Pressure on household gas prices is set to ease and prices could fall after Australian commercial giant Wesfarmers today revealed it was muscling into the domestic gas market.

Claiming the move could cut a typical household gas bill by 10 per cent a year, Wesfarmers subsidiary Kleenheat said it was from today entering a market that supplies about 630,000 residential and small business customers.

The market covers an area from Geraldton in the north to Busselton in the south and could include Albany within years if the Barnett Government pushes ahead with its plan for a gas pipeline from Bunbury to the southern port town.

Kleenheat’s decision means consumers will now have a choice of supplier other than Alinta, which has had a monopoly of the market since it was established as part of privatisation efforts under the Court Government.

According to Kleenheat’s general manager of natural gas, Mark Gadsby, the WA-based company was hoping to provide services at a cheaper rate than Alinta by minimising costs.

Under the strategy Kleenheat would require customers to register an account online, subscribe to direct debit payments and sign on for a fixed two-year term.

“As a WA company, we think this is an important day for consumers – we’re bringing competition and discounted pricing to the residential natural gas market,” Mr Gadsby said.

“From today, Kleenheat Gas can supply existing Alinta customers from Geraldton to Busselton, including Perth, with the same natural gas from the North West, delivered through the same pipes and meters at your home.

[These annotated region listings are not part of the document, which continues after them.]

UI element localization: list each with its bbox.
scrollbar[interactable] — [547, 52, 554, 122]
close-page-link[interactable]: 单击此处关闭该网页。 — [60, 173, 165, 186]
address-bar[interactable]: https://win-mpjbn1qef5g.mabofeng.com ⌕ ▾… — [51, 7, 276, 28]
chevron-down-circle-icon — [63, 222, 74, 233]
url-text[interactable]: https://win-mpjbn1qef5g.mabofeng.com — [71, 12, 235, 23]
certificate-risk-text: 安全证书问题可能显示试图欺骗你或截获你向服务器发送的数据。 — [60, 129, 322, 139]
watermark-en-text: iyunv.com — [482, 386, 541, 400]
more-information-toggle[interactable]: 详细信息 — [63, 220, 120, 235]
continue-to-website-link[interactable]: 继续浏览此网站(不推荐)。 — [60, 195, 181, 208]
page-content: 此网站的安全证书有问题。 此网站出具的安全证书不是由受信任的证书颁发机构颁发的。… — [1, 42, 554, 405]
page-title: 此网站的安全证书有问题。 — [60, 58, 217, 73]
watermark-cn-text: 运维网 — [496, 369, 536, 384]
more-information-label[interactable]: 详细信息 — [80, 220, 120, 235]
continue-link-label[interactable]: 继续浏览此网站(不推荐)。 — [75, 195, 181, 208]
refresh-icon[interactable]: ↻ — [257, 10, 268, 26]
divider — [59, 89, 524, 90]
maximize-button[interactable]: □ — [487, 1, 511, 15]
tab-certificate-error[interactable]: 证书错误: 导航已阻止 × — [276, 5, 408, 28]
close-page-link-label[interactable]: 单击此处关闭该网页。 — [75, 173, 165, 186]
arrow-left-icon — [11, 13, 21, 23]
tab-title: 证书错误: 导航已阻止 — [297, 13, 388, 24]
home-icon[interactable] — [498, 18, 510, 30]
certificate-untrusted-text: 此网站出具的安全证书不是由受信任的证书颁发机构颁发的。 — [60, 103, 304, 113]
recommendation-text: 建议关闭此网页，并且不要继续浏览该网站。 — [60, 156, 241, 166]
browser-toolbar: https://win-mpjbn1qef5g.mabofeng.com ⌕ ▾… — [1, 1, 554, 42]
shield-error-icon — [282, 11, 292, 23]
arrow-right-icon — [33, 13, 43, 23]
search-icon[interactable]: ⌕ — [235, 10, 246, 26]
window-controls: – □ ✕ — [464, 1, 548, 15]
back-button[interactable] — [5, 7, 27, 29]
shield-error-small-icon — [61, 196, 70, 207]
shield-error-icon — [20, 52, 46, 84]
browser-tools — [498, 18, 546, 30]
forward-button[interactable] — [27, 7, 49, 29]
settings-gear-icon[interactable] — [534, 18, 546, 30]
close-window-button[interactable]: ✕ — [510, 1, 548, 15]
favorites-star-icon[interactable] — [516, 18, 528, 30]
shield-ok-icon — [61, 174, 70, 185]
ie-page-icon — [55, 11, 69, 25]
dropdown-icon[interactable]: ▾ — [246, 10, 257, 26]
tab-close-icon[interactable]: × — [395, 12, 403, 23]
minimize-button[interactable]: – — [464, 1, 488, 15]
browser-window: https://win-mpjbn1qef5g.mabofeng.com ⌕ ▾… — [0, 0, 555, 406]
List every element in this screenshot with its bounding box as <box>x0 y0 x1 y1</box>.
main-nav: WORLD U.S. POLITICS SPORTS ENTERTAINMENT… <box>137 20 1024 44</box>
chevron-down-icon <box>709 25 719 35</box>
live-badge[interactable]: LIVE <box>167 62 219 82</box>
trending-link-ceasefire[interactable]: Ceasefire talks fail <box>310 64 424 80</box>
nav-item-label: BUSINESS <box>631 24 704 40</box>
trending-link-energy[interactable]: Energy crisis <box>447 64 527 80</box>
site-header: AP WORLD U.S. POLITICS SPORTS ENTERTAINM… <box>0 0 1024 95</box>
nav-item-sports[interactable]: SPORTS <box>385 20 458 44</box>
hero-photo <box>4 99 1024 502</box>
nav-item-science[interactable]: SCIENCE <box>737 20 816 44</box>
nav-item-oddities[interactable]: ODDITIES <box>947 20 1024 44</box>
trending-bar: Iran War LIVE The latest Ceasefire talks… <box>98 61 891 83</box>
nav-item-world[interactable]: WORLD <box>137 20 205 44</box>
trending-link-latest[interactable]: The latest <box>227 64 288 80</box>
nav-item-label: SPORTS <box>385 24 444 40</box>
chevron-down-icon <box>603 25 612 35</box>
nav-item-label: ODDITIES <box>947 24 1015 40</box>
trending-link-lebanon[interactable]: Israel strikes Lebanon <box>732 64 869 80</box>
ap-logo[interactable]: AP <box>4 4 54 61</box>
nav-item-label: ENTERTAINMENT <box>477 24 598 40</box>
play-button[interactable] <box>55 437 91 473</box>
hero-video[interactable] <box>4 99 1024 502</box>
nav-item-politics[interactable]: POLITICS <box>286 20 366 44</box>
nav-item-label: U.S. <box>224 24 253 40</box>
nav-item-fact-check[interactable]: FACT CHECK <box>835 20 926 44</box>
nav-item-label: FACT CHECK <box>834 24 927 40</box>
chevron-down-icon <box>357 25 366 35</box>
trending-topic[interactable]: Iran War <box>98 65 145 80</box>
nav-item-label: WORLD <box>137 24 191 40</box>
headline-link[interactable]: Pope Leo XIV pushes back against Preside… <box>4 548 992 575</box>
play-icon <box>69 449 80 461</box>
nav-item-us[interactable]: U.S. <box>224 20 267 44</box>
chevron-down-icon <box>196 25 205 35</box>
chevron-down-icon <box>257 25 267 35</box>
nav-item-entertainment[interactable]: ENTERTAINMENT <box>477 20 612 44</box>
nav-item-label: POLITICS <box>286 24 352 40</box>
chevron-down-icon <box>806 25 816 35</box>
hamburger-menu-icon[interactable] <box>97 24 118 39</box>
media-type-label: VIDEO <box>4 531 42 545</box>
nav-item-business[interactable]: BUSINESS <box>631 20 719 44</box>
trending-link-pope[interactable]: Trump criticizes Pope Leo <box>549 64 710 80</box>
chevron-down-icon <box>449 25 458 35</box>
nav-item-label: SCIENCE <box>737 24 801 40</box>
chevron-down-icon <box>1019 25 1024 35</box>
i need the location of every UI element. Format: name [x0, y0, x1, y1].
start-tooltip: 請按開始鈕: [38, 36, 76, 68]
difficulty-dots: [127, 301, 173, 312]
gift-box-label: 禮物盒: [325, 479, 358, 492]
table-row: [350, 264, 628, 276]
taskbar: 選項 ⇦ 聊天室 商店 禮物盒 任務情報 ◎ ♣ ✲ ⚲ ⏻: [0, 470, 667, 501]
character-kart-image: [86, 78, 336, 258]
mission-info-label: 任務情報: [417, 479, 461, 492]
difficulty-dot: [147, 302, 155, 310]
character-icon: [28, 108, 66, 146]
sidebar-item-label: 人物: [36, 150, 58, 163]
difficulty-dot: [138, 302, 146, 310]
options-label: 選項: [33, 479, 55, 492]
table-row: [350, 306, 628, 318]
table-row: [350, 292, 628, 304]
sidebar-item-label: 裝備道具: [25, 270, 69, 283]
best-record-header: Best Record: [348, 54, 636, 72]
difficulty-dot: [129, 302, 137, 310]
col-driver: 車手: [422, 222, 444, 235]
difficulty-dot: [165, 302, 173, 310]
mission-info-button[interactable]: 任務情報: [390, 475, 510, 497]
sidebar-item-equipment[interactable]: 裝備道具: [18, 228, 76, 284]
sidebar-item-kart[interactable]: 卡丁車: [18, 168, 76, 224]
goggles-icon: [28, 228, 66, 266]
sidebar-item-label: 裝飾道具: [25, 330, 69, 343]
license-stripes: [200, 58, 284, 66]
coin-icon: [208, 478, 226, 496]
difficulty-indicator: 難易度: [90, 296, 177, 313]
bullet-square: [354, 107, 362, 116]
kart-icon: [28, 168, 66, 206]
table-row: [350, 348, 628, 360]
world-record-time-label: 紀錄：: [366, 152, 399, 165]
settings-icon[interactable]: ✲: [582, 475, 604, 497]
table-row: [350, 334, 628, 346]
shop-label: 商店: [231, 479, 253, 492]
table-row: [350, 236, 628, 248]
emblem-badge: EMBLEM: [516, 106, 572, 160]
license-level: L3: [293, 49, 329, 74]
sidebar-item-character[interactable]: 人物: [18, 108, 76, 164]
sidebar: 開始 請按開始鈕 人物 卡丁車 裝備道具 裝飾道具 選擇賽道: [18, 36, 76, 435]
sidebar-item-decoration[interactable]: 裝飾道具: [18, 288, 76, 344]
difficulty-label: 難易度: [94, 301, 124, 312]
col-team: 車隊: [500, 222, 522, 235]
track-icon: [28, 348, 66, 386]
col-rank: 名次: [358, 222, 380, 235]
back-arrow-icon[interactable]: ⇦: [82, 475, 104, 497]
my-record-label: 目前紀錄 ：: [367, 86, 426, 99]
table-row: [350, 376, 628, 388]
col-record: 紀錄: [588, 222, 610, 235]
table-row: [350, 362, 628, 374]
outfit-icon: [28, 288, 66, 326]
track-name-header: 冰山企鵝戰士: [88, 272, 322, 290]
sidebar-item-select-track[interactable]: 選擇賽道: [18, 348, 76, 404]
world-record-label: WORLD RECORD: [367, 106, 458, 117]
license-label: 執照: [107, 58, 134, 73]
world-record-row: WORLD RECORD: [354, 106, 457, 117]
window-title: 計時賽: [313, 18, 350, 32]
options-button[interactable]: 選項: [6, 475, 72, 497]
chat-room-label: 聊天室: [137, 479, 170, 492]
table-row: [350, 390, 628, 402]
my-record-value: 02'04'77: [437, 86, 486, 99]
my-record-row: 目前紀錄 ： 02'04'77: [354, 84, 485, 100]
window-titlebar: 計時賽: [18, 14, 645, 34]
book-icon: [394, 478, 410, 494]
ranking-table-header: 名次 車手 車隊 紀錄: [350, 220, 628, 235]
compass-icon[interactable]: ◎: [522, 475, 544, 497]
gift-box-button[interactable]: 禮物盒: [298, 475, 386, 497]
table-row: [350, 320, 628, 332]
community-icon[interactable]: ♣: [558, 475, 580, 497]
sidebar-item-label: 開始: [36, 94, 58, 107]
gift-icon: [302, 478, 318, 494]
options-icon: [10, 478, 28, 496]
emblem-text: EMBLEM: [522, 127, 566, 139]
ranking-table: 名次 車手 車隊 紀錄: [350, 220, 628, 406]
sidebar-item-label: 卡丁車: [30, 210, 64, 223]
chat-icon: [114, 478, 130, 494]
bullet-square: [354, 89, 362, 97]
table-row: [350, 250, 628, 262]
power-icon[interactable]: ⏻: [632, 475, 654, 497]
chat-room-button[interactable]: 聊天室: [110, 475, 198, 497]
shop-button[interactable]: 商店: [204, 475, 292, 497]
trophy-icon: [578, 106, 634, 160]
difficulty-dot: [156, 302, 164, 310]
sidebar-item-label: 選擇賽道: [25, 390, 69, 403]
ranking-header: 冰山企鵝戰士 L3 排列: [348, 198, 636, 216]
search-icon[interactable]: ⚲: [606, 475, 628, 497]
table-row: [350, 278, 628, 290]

“The big difference is that we’re offering a 10 per discount off the standard tariff for residential natural gas usage under our Monthly Smart Saver plan.”

Despite his optimism, Mr Gadsby conceded Kleenheat’s plans depended on whether it could poach consumers from Alinta, while it would also rely on the Government lifting gas tariffs in future.

The State’s Energy Minister sets domestic gas prices under current arrangements – an issue that has been a sore point in relations between the Government and Alinta in recent years.

Mr Gadsby acknowledged the Government’s role in the situation but declined to comment on whether prices should be set independently of the political process.